形式的な雇止めにより、有能な人材が公務から離れてしまうかもしれないリスクがあることをしっかりと認識し、公募のあり方を見直すことを求めます。

 

条件付き採用期間について

条件付き期間内に不採用とできる明確な条件が無いと、恣意的運用による不当な雇止めが起きないとも言えず、会計年度任用職員の不要な不安を招くことになります。実際には年度当初異動してきたばかりの正規職員の代わりにといっては職種がちがうのですが、混乱の多い年度当初の実務を実質的には主に担う非常勤職員としては、この条件付き採用期間は大変不安定な身分となり、実際の業務とのギャップで精神的な負担となるのではないでしょうか。条件付き採用期間に、不当な解雇が起きないために、解雇する理由をはっきりとルール化する必要があると考えます。

 

退職手当について

フルタイムだと支給され、パートタイムだと対象外とされている退職手当については実態に合わせて適用すべきです

 

会計年度任用職員で今回位置付けられる非常勤職員等は、その名の通り期間を限定し、その年度内の業務のために任用される場合も多くあると認識しております。しかし、ある一定の職員は実質10年・20年と勤続している職員であり、会計年度で終わる仕事でもなく、毎年人が入れ替わってもこなせる業務でもなく、実質正規職員が2~3年で異動があるために継続勤務者としてサービス維持の役割を期待される職員であるケースが多々あります。

 

たまたま先日、児童相談所の虐待対策班を新たに設置との記事の中で、正規職員6人と県警OB含む非常勤職員4人の計10人と記載されたので、当局に勤務実態を伺いました。非常勤職員は、いずれも専門性があり、週4日から5日間の勤務。ただ、勤務時間は10-17時などパートタイムとして扱われるとのことでした。専門性を活かした業務を難しいケースなど扱う部署で重要な役割を担う人が、パートタイムの会計年度任用職員扱いでよいのかという懸念がわきました。

 

勤務時間が必要時間きちんと取られているのか、勤務実態が職務に見合っているのか、局での判断のみとせず総務局でも精査し、退職手当の支給を免れるためにパートタイム扱いとすることの無いようしっかりと監督することが必要なのではないでしょうか。

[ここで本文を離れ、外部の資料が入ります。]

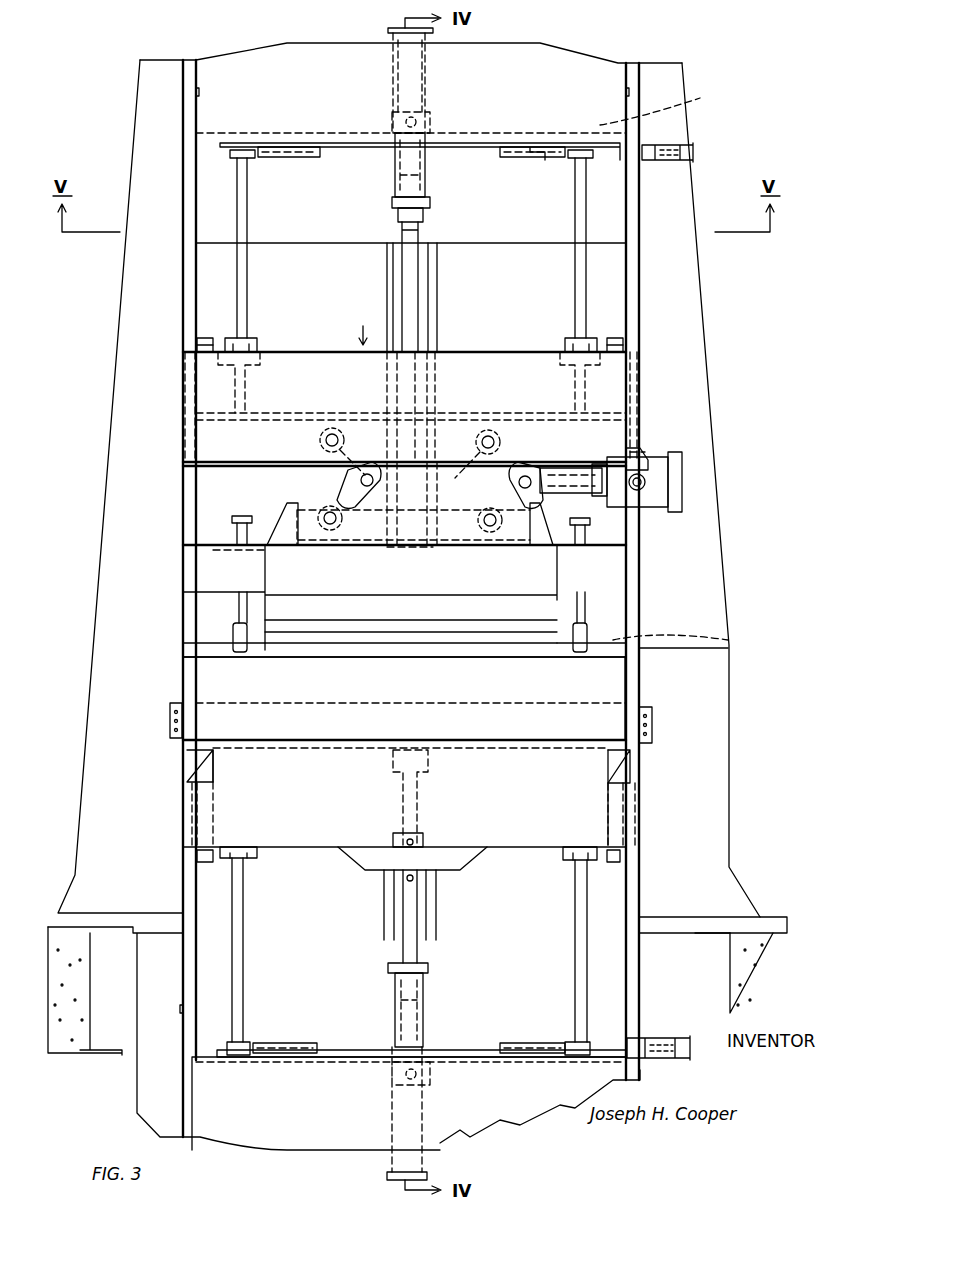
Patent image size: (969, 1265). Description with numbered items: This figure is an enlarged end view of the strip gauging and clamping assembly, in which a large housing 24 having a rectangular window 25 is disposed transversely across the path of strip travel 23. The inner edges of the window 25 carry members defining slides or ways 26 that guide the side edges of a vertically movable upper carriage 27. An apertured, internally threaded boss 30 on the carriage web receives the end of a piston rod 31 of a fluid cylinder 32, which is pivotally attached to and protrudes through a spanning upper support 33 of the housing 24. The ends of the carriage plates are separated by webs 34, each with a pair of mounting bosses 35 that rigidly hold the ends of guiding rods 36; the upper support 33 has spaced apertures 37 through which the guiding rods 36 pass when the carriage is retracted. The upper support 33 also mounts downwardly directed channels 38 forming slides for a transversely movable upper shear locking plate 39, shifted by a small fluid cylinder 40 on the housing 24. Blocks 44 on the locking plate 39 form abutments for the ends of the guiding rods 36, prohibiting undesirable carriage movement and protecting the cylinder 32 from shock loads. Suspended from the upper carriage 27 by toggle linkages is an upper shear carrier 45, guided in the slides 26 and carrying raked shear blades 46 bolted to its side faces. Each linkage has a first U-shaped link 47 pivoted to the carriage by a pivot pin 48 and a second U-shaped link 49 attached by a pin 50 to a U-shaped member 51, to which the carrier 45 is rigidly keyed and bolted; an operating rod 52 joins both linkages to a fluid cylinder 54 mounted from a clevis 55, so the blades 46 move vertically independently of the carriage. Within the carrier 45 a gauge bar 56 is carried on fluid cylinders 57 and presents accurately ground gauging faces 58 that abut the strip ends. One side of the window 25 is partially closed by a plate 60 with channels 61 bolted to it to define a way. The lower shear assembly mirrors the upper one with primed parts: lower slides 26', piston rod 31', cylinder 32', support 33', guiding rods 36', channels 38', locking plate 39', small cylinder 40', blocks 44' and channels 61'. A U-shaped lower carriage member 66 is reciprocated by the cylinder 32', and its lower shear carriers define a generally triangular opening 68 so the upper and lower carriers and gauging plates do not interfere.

The path of strip travel 23 is at (728, 645).
The housing 24 is at (145, 210).
The rectangular window 25 is at (203, 285).
The slides or ways 26 is at (409, 598).
The lower slides or ways 26' is at (342, 819).
The upper carriage 27 is at (363, 325).
The boss 30 is at (425, 413).
The piston rod 31 is at (445, 242).
The lower piston rod 31' is at (437, 958).
The fluid cylinder 32 is at (441, 80).
The lower fluid cylinder 32' is at (381, 1114).
The upper support 33 is at (411, 80).
The lower support 33' is at (408, 1119).
The webs 34 is at (262, 352).
The mounting bosses 35 is at (257, 342).
The guiding rods 36 is at (411, 248).
The lower guiding rods 36' is at (408, 944).
The apertures 37 is at (664, 104).
The channels 38 is at (411, 159).
The lower channels 38' is at (409, 1021).
The upper shear locking plate 39 is at (420, 157).
The lower shear locking plate 39' is at (421, 1023).
The small fluid cylinder 40 is at (691, 144).
The lower small fluid cylinder 40' is at (658, 1025).
The blocks 44 is at (423, 173).
The lower blocks 44' is at (397, 1022).
The upper shear carrier 45 is at (280, 578).
The raked shear blades 46 is at (500, 622).
The first U-shaped link 47 is at (345, 470).
The pivot pin 48 is at (320, 445).
The second U-shaped link 49 is at (350, 487).
The pin 50 is at (300, 503).
The U-shaped member 51 is at (275, 510).
The operating rod 52 is at (540, 485).
The fluid cylinder 54 is at (670, 488).
The clevis 55 is at (650, 465).
The gauge bar 56 is at (233, 630).
The fluid cylinders 57 is at (232, 522).
The gauging faces 58 is at (290, 650).
The plate 60 is at (530, 262).
The channels 61 is at (407, 273).
The lower channels 61' is at (435, 909).
The lower carriage member 66 is at (580, 810).
The triangular opening 68 is at (612, 690).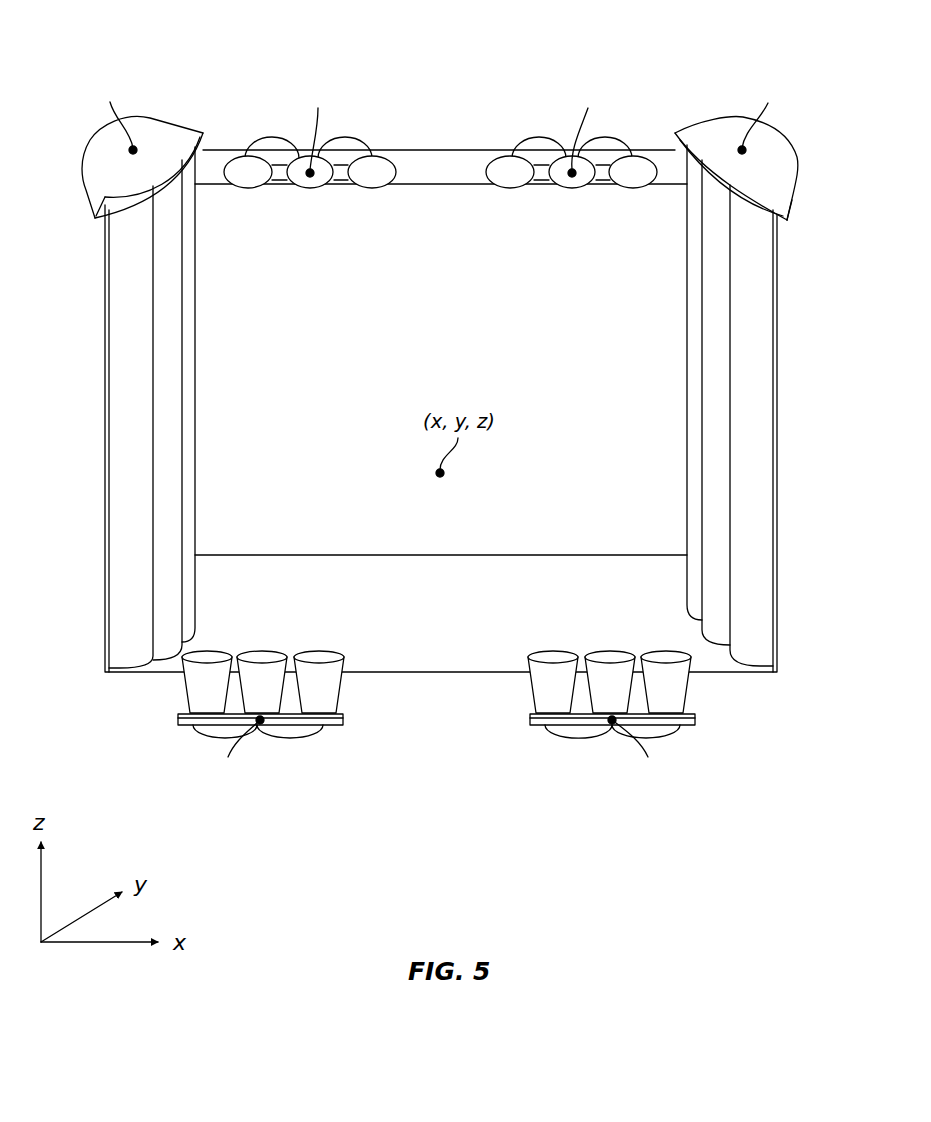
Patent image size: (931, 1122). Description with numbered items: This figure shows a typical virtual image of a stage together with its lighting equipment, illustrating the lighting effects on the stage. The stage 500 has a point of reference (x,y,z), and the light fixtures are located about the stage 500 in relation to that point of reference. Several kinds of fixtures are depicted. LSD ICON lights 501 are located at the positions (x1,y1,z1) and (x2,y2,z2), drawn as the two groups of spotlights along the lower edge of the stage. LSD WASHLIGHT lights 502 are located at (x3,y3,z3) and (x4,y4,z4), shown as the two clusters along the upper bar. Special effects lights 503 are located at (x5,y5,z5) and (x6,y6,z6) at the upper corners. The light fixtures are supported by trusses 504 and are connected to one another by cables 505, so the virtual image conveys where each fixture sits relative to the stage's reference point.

本来の本制度導入の趣旨である「雇用の安定」と「処遇改善」を念頭に置いた規則整備

を強く求めます。

 

議案95号、千葉市市民参加及び協働に関する条例の全部改正について

本議案は現行条例に規定する市民参加と協働に「市民の自立的な立場」を加え、市民が地域で実情に合ったまちづくりに取り組むことを【市民自治】として新たに規定し、市民自治を通じて『将来に引き継ぎたいと思えるまち』を実現するために、条文の全部を改正しようとするものです。

 

市民のまちを良くするためのすべての活動が、本条例改正により明確な根拠を得られたこと、また、市民が主体のまちづくりの促進に努めるとし、市民活動団体が条例に位置付けられた意義は大きく、今後の活用に期待をしています。

 

少々気になるのは、市民に丸投げではなく、市が取り組むべきことをどう果たすかです。

新たな条例において、「市の責務」に新たに加えられた、市民の自立的な活動の推進のうち、市民相互の連携や協力のための調整、及びその他市民の自立的な活動の推進のための措置については、今後特に注目していきたいと思います。

 

また、町内自治会の役割の中で、地域で活動する市民活動や事業者との連携を深め、身近な地域の課題の解決に取り組むよう努めるとする、とあり、調整役である、市の責務は更に重要です。

 

市民活動への理解が更に進むことを期待しつつ、そのための具体的手段として、各区への市民活動支援センターの設置またはそれに類する対策を講じることを求めて、私の討論を終わります。

ご清聴ありがとうございました。